Отвлеченное и «утонченное» удавалось бабушке моей меньше, ее язык был слишком лапидарен, в нем было много бытового. Характер на редкость отчетливый соединялся в ней с мыслью ясной, как летние деревенские утра, в которые она до свету садилась работать. Долгие годы я помню смутно, как помнится все детское, ее голос, пяльцы, на которых с необыкновенной быстротой вырастают яркие шерстяные цветы, пестрые лоскутные одеяла, сшитые из никому не нужных и тщательно собираемых лоскутков, – и во всем этом – какое-то невозвратное здоровье и веселье, ушедшее с нею из нашей семьи. Она умела радоваться просто солнцу, просто хорошей погоде, даже в самые последние годы, когда ее мучили болезни и доктора, известные и неизвестные, проделывавшие над ней мучительные и бессмысленные эксперименты. Все это не убивало ее неукротимой жизненности.

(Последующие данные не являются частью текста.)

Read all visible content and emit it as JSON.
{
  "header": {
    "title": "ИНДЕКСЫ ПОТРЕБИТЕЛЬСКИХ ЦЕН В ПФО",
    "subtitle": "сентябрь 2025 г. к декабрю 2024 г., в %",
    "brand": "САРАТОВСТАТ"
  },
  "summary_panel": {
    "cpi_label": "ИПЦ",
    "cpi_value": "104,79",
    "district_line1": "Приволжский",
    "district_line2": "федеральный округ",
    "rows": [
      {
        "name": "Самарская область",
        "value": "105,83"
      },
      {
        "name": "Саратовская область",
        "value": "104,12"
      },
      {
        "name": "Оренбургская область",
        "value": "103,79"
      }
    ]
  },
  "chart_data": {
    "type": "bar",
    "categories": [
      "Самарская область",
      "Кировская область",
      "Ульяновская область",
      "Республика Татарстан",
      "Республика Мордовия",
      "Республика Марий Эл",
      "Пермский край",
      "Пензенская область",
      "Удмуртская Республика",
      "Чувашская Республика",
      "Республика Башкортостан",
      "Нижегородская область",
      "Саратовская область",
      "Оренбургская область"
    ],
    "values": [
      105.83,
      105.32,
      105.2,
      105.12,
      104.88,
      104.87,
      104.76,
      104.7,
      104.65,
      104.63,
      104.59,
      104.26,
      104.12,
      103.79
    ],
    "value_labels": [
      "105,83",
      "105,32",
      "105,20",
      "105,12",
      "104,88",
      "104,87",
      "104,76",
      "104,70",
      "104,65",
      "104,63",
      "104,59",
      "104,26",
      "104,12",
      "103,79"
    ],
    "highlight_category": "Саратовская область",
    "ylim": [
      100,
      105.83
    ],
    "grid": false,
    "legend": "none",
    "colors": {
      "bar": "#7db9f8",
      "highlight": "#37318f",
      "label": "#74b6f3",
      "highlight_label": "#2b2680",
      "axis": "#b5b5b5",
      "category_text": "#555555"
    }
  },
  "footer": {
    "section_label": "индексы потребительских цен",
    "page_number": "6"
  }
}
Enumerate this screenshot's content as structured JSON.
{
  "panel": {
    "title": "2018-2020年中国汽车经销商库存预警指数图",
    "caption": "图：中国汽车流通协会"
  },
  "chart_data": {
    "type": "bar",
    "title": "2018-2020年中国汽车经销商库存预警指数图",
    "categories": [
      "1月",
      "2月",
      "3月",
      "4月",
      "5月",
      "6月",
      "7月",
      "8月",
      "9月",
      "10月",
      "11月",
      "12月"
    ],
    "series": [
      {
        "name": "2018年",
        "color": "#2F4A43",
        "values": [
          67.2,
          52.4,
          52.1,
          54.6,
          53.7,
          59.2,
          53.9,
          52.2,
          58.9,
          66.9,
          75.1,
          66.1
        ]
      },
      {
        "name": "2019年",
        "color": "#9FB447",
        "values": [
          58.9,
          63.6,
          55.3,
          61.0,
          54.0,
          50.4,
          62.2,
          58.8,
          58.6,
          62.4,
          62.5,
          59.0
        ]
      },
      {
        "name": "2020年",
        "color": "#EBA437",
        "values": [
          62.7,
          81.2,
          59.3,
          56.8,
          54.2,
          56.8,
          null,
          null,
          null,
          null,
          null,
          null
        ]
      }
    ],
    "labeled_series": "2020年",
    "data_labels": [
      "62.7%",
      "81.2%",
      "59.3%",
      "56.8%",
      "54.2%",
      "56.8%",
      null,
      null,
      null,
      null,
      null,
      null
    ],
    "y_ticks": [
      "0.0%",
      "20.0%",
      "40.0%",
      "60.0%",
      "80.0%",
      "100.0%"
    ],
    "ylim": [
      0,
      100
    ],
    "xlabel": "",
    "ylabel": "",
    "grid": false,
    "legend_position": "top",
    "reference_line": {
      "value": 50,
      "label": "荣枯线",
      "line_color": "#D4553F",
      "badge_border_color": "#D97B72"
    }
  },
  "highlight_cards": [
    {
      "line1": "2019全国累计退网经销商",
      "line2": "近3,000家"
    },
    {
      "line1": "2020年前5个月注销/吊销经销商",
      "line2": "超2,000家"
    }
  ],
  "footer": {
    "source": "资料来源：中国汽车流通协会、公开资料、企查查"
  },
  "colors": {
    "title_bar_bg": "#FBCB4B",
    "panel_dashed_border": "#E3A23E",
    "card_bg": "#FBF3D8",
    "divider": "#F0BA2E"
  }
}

Эта жизненность и живучесть проникала и в литературные вкусы; при всей тонкости художественного понимания она говорила, что «тайный советник Гете написал вторую часть „Фауста“, чтобы удивить глубокомысленных немцев». Также ненавидела она нравственные проповеди Толстого. Все это вязалось с пламенной романтикой, переходящей иногда в старинную сентиментальность. Она любила музыку и поэзию, писала мне полушутливые стихи, в которых звучали, однако, временами грустные ноты:

  • Так, бодрствуя в часы ночные
  • И внука юного любя,
  • Старуха-бабка не впервые
  • Слагала стансы для тебя.

Она мастерски читала вслух сцены Слепцова и Островского, пестрые рассказы Чехова. Одною из последних ее работ был перевод двух рассказов Чехова на французский язык (для «Revue des deux Mondes»). Чехов прислал ей милую благодарственную записку.

К сожалению, бабушка моя так и не написала своих воспоминаний. У меня хранится только короткий план ее записок; она знала лично многих наших писателей, встречалась с Гоголем, братьями Достоевскими, Ап. Григорьевым, Толстым, Полонским, Майковым. Я берегу тот экземпляр английского романа, который собственноручно дал ей для перевода Ф. М. Достоевский. Перевод этот печатался во «Времени».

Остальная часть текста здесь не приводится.